Sumo Logic is used to capture, monitor, and analyze server-side logs.
Rollbar is used to capture, monitor and analyze client-side software logs.
Kissmetrics is used to capture user activity logs (data access, in-app-activity)
Crashlytics is used to capture crash reports from mobile clients.
Tidepool maintains a Business Associate Agreement for HIPAA compliance with both SumoLogic and Rollbar for handling of PHI.
Sumo Logic Application service logs and analysis are available to six employees who maintain Tidepool's infrastructure. Rollbar logs are available to all developers.

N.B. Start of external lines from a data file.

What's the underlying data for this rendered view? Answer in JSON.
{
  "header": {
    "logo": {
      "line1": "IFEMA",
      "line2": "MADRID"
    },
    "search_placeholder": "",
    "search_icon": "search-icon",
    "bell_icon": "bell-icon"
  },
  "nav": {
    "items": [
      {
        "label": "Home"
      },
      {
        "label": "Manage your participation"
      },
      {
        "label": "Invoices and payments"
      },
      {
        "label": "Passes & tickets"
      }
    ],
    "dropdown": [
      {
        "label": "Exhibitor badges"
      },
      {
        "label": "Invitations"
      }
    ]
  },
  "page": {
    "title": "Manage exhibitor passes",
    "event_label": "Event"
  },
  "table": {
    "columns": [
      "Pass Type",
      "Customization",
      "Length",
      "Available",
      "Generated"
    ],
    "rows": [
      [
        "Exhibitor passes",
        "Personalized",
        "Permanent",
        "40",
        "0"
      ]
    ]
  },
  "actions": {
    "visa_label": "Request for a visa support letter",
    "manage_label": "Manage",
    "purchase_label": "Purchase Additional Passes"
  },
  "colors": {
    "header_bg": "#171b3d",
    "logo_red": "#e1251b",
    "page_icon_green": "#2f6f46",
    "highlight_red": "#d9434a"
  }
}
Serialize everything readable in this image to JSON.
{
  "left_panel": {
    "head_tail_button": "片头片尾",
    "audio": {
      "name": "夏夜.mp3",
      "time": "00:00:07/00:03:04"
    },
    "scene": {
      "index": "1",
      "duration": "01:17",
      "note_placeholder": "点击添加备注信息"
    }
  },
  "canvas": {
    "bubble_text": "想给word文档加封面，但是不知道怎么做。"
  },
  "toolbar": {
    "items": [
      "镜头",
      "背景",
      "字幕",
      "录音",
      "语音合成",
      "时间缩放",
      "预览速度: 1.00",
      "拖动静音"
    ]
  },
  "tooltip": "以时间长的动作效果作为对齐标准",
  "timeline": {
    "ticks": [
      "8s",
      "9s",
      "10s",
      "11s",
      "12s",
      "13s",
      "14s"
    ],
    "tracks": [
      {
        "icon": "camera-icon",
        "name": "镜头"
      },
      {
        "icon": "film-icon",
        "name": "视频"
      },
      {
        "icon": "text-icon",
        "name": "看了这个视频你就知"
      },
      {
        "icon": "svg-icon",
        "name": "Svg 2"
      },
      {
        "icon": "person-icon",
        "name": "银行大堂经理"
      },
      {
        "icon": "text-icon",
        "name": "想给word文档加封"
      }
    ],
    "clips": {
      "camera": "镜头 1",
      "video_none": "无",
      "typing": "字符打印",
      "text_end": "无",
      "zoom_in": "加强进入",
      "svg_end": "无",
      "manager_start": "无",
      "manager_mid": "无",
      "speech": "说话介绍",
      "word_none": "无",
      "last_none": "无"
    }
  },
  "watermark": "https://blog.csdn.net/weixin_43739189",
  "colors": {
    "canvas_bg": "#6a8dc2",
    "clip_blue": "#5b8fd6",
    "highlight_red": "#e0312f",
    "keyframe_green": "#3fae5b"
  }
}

Monitoring, audit controls, and system activity review is documented and complies with 45 CFR 164.308(a)(5)(ii)(C), 45 CFR 164.312(b), and 45 CFR 164.308(a)(1)(ii)(D).
Tidepool implements administrative safeguards compliant with 45 CFR 164.308(a)(1) and has addressable safeguards compliant with 45 CFR 164.308(a)(3).
All application logs are stored on encrypted filesystems in Virtual Private Clouds (VPC) as described in System architecture. Access logs to instances containing PHI are maintained via operating system logging mechanisms.
At this time, Tidepool retains operation logging and audit trails indefinitely.